Crônica

Que raloín, que nada!

mendonça Ela é uma velha feia e malvada. Tem uma verruga peluda na ponta do nariz, encurvado que nem bico de gavião. No raloín, quer dizer, Halloween, como escrevem os […]

mendonça

Ela é uma velha feia e malvada. Tem uma verruga peluda na ponta do nariz, encurvado que nem bico de gavião. No raloín, quer dizer, Halloween, como escrevem os gringos e os que os seguem, lembram-se dela e ameaçam: um suborno (em forma de doces) ou usam as maldades dela contra nós.

Para “festejar” (isso é festa?) o seu dia, muitas fantasias compradas às vezes por altos preços. É o estilo capitalista de festa. Tudo muito comercial. Comprar fantasias, comprar doces pra subornar os pentelhinhos ameaçadores… Não é à toa que essa festa só perde para o Natal em termos de gastos nos Estados Unidos. Até o Dia das Mães, inventado pelos gringos, perde para o raloín.

Aliás, o Natal, como é hoje, também é invenção deles. O Natal cristão pré-Papai Noel era comemorado com a Missa do Galo, iniciada à meia-noite do dia 24 de dezembro e um almoço festivo no dia seguinte. Presentes, só no dia 6 de janeiro, e só para as crianças. Coisinhas simples – um caminhãozinho para os meninos e uma bonequinha para as meninas – para simbolizar os presentes dados pelos Reis Magos a Jesus.

Um dia inventaram o Papai Noel, em Nova York. Só que ele tinha roupa azul. A Coca-Cola “adotou” o dito cujo e fez dele seu velho-propaganda. E ele se espalhou pelo mundo todo, transformando uma data religiosa em festa do comércio.
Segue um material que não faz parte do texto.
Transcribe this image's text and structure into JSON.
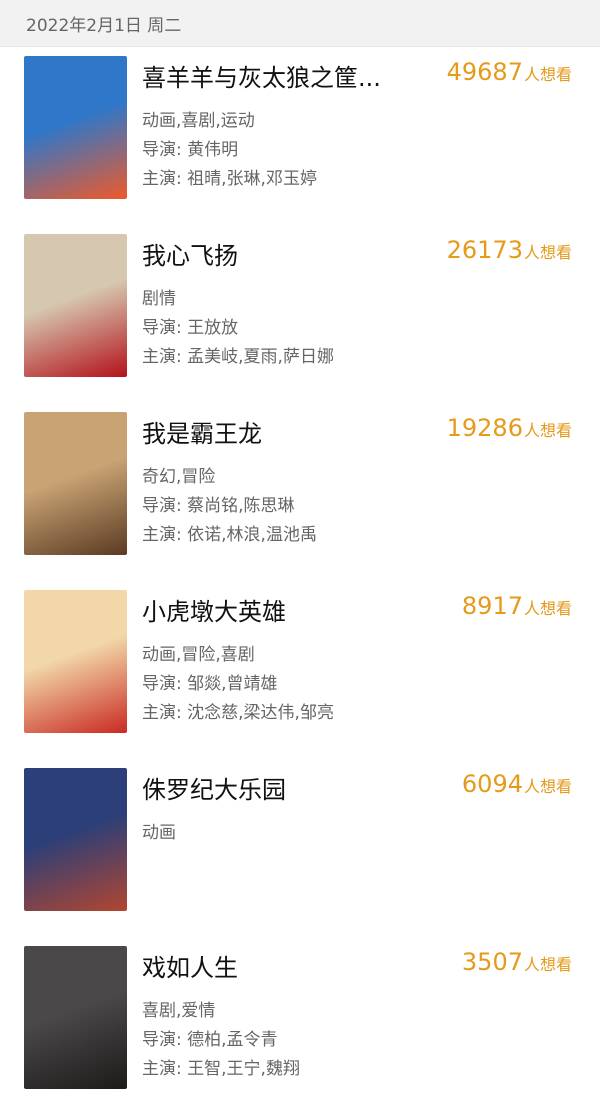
{
  "date_header": "2022年2月1日 周二",
  "movies": [
    {
      "title": "喜羊羊与灰太狼之筐...",
      "count": "49687",
      "suffix": "人想看",
      "genre": "动画,喜剧,运动",
      "director": "导演: 黄伟明",
      "cast": "主演: 祖晴,张琳,邓玉婷",
      "poster_colors": [
        "#2f77c9",
        "#ee5a2a"
      ]
    },
    {
      "title": "我心飞扬",
      "count": "26173",
      "suffix": "人想看",
      "genre": "剧情",
      "director": "导演: 王放放",
      "cast": "主演: 孟美岐,夏雨,萨日娜",
      "poster_colors": [
        "#d6c7b0",
        "#b3111a"
      ]
    },
    {
      "title": "我是霸王龙",
      "count": "19286",
      "suffix": "人想看",
      "genre": "奇幻,冒险",
      "director": "导演: 蔡尚铭,陈思琳",
      "cast": "主演: 依诺,林浪,温池禹",
      "poster_colors": [
        "#c9a374",
        "#5a3a22"
      ]
    },
    {
      "title": "小虎墩大英雄",
      "count": "8917",
      "suffix": "人想看",
      "genre": "动画,冒险,喜剧",
      "director": "导演: 邹燚,曾靖雄",
      "cast": "主演: 沈念慈,梁达伟,邹亮",
      "poster_colors": [
        "#f2d7a8",
        "#c92a23"
      ]
    },
    {
      "title": "侏罗纪大乐园",
      "count": "6094",
      "suffix": "人想看",
      "genre": "动画",
      "director": "",
      "cast": "",
      "poster_colors": [
        "#2c3f78",
        "#b24630"
      ]
    },
    {
      "title": "戏如人生",
      "count": "3507",
      "suffix": "人想看",
      "genre": "喜剧,爱情",
      "director": "导演: 德柏,孟令青",
      "cast": "主演: 王智,王宁,魏翔",
      "poster_colors": [
        "#4a4848",
        "#1d1a1a"
      ]
    }
  ]
}
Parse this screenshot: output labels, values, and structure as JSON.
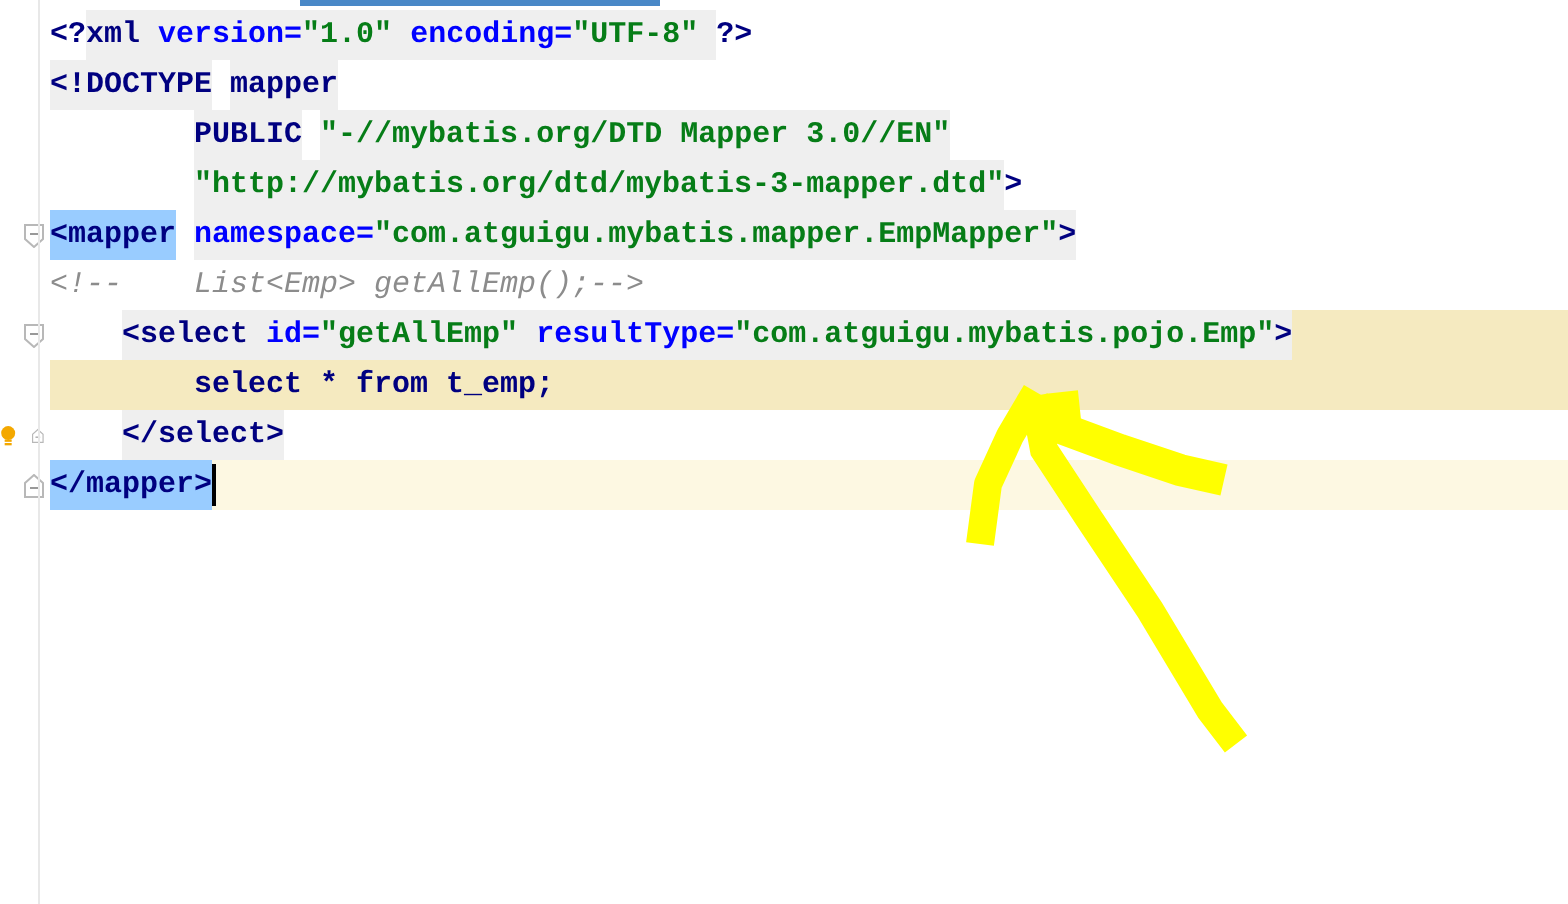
{
  "editor": {
    "lines": [
      {
        "tokens": [
          {
            "text": "<?",
            "kind": "bracket",
            "shaded": false
          },
          {
            "text": "xml ",
            "kind": "tag",
            "shaded": true
          },
          {
            "text": "version=",
            "kind": "attr",
            "shaded": true
          },
          {
            "text": "\"1.0\" ",
            "kind": "value",
            "shaded": true
          },
          {
            "text": "encoding=",
            "kind": "attr",
            "shaded": true
          },
          {
            "text": "\"UTF-8\" ",
            "kind": "value",
            "shaded": true
          },
          {
            "text": "?>",
            "kind": "bracket",
            "shaded": false
          }
        ]
      },
      {
        "tokens": [
          {
            "text": "<!DOCTYPE",
            "kind": "bracket",
            "shaded": true
          },
          {
            "text": " mapper",
            "kind": "tag",
            "shaded": true
          }
        ]
      },
      {
        "tokens": [
          {
            "text": "        PUBLIC",
            "kind": "tag",
            "shaded": true
          },
          {
            "text": " \"-//mybatis.org/DTD Mapper 3.0//EN\"",
            "kind": "value",
            "shaded": true
          }
        ]
      },
      {
        "tokens": [
          {
            "text": "        \"http://mybatis.org/dtd/mybatis-3-mapper.dtd\"",
            "kind": "value",
            "shaded": true
          },
          {
            "text": ">",
            "kind": "tag",
            "shaded": false
          }
        ]
      },
      {
        "fold_start": true,
        "tokens": [
          {
            "text": "<mapper",
            "kind": "tag",
            "matched": true
          },
          {
            "text": " namespace=",
            "kind": "attr",
            "shaded": true
          },
          {
            "text": "\"com.atguigu.mybatis.mapper.EmpMapper\"",
            "kind": "value",
            "shaded": true
          },
          {
            "text": ">",
            "kind": "tag",
            "shaded": true
          }
        ]
      },
      {
        "tokens": [
          {
            "text": "<!--    List<Emp> getAllEmp();-->",
            "kind": "comment",
            "shaded": false
          }
        ]
      },
      {
        "block_start": true,
        "fold_start": true,
        "tokens": [
          {
            "text": "    <select ",
            "kind": "tag",
            "shaded": true
          },
          {
            "text": "id=",
            "kind": "attr",
            "shaded": true
          },
          {
            "text": "\"getAllEmp\" ",
            "kind": "value",
            "shaded": true
          },
          {
            "text": "resultType=",
            "kind": "attr",
            "shaded": true
          },
          {
            "text": "\"com.atguigu.mybatis.pojo.Emp\"",
            "kind": "value",
            "shaded": true
          },
          {
            "text": ">",
            "kind": "tag",
            "shaded": true
          }
        ]
      },
      {
        "in_block": true,
        "tokens": [
          {
            "text": "        select * from t_emp;",
            "kind": "sql",
            "shaded": false
          }
        ]
      },
      {
        "fold_end": true,
        "bulb": true,
        "tokens": [
          {
            "text": "    </select>",
            "kind": "tag",
            "shaded": true
          }
        ]
      },
      {
        "caret_line": true,
        "fold_end": true,
        "tokens": [
          {
            "text": "</mapper>",
            "kind": "tag",
            "matched": true
          }
        ]
      }
    ]
  }
}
Mas estamos falando do raloín, detestado por uma conhecida minha, bruxa moradora da ilha de Santa Catarina (onde tem muitas como ela). Mas não é a festa das bruxas? Nada! É das bruxas caricaturadas inicialmente pela igreja – que durante a Inquisição queimou muitas delas porque tinham uma sabedoria que não se submetia à religiosidade forçada da época – e depois pelos capitalistas gringos que transformam tudo em grana.

Minha amiga bruxa reclama, com razão. Bruxa não tem nada a ver com isso. Aliás, ela mesma é bonita, linda. E não faz maldades. Bruxarias não significam maldades. Então, no dia 31 de outubro ela vai comemorar o seu dia, mas não o raloín. “É o Dia do Saci e seus amigos.” Isso mesmo, ela também é amiga do Saci.
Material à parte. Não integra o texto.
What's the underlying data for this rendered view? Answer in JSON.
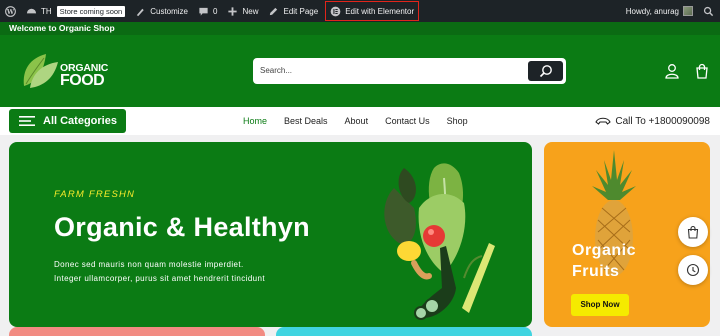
{
  "adminbar": {
    "site": "TH",
    "store_badge": "Store coming soon",
    "customize": "Customize",
    "comments_count": "0",
    "new": "New",
    "edit_page": "Edit Page",
    "edit_elementor": "Edit with Elementor",
    "howdy": "Howdy, anurag"
  },
  "welcome": "Welcome to Organic Shop",
  "logo": {
    "line1": "ORGANIC",
    "line2": "FOOD"
  },
  "search": {
    "placeholder": "Search..."
  },
  "nav": {
    "all_categories": "All Categories",
    "menu": [
      "Home",
      "Best Deals",
      "About",
      "Contact Us",
      "Shop"
    ],
    "call": "Call To +1800090098"
  },
  "hero": {
    "tagline": "FARM FRESHN",
    "title": "Organic & Healthyn",
    "desc_line1": "Donec sed mauris non quam molestie imperdiet.",
    "desc_line2": "Integer ullamcorper, purus sit amet hendrerit tincidunt"
  },
  "side_banner": {
    "title_line1": "Organic",
    "title_line2": "Fruits",
    "button": "Shop Now"
  },
  "colors": {
    "primary_green": "#0b7b14",
    "adminbar": "#1d2327",
    "accent_yellow": "#f5ea2b",
    "orange": "#f7a21b",
    "highlight_red": "#e1251b"
  }
}
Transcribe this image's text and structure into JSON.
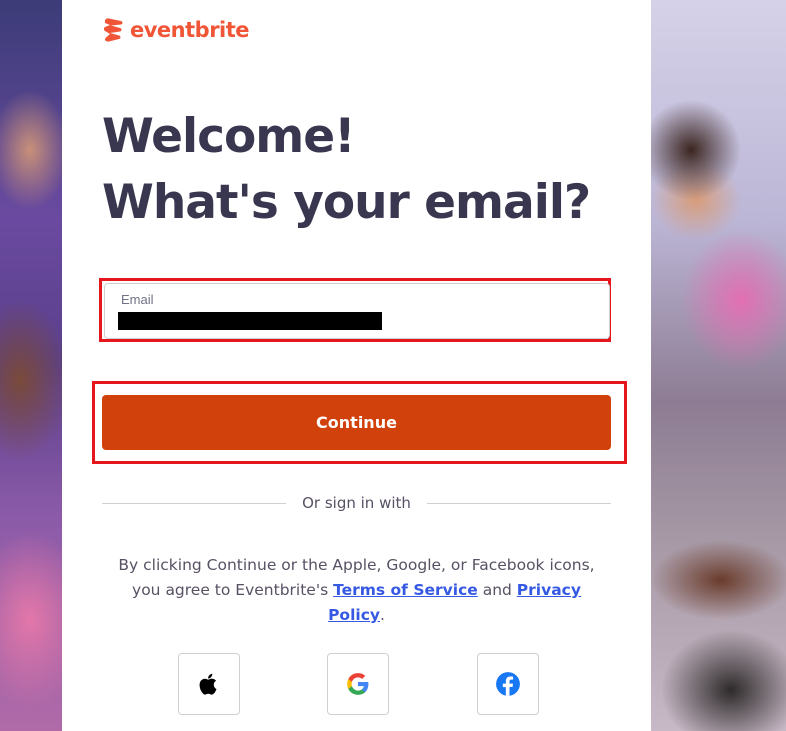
{
  "brand": {
    "name": "eventbrite",
    "color": "#f05537"
  },
  "heading": {
    "line1": "Welcome!",
    "line2": "What's your email?"
  },
  "email_field": {
    "label": "Email",
    "value": ""
  },
  "continue_button": {
    "label": "Continue",
    "color": "#d1410c"
  },
  "divider": {
    "label": "Or sign in with"
  },
  "legal": {
    "text_before": "By clicking Continue or the Apple, Google, or Facebook icons, you agree to Eventbrite's ",
    "terms_link": "Terms of Service",
    "text_middle": " and ",
    "privacy_link": "Privacy Policy",
    "text_after": "."
  },
  "social_buttons": [
    {
      "name": "Apple",
      "icon": "apple-icon"
    },
    {
      "name": "Google",
      "icon": "google-icon"
    },
    {
      "name": "Facebook",
      "icon": "facebook-icon"
    }
  ],
  "highlight_color": "#e5171d"
}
O Saci não é antibruxas, gosta delas. E a festa delas, com brincadeiras também para o Saci, inclui uma abóbora, só que não para assustar pessoas: como boas catarinenses, elas apreciam abóbora com camarão.

Mas nem só as bruxas catarinenses merecem comemoração junto com o Saci. No Acre, por que não comemorar o dia do Mapinguari e do Saci? No Ceará, a Caipora e o Saci? Em beiras de rios e lagos, Iara e Saci. No Rio Grande do Sul, Negrinho do Pastoreio e Saci. Enfim, todos os nossos mitos, inclusive alguns vindos da Península Ibérica, são amigos do Saci.

Escolhemos o Saci como símbolo do dia 31 porque ele é o nosso mito mais conhecido em todo o Brasil, não há lugar onde não o reconheçam. Além disso, é o mais simbólico: no início era um índio, depois foi adotado pelos negros e virou negro também e, por fim, ganhou o gorrinho mágico dos europeus. É a síntese do brasileiro. E mais ainda porque é perneta, de uma cor vítima de preconceitos e tão pobre que vive pelado (o calçãozinho é por moralismo da TV), mas é alegre e gozador. Brasileiro paca! Não é à toa que a cada ano mais e mais brasileiros de mais e mais lugares comemoram em 31 de outubro o “Dia do Saci e seus amigos” com música, bailados, brincadeiras infantis, filmes, exposições e tudo o mais que a imaginação permite, sempre com muita alegria. Entre nessa também.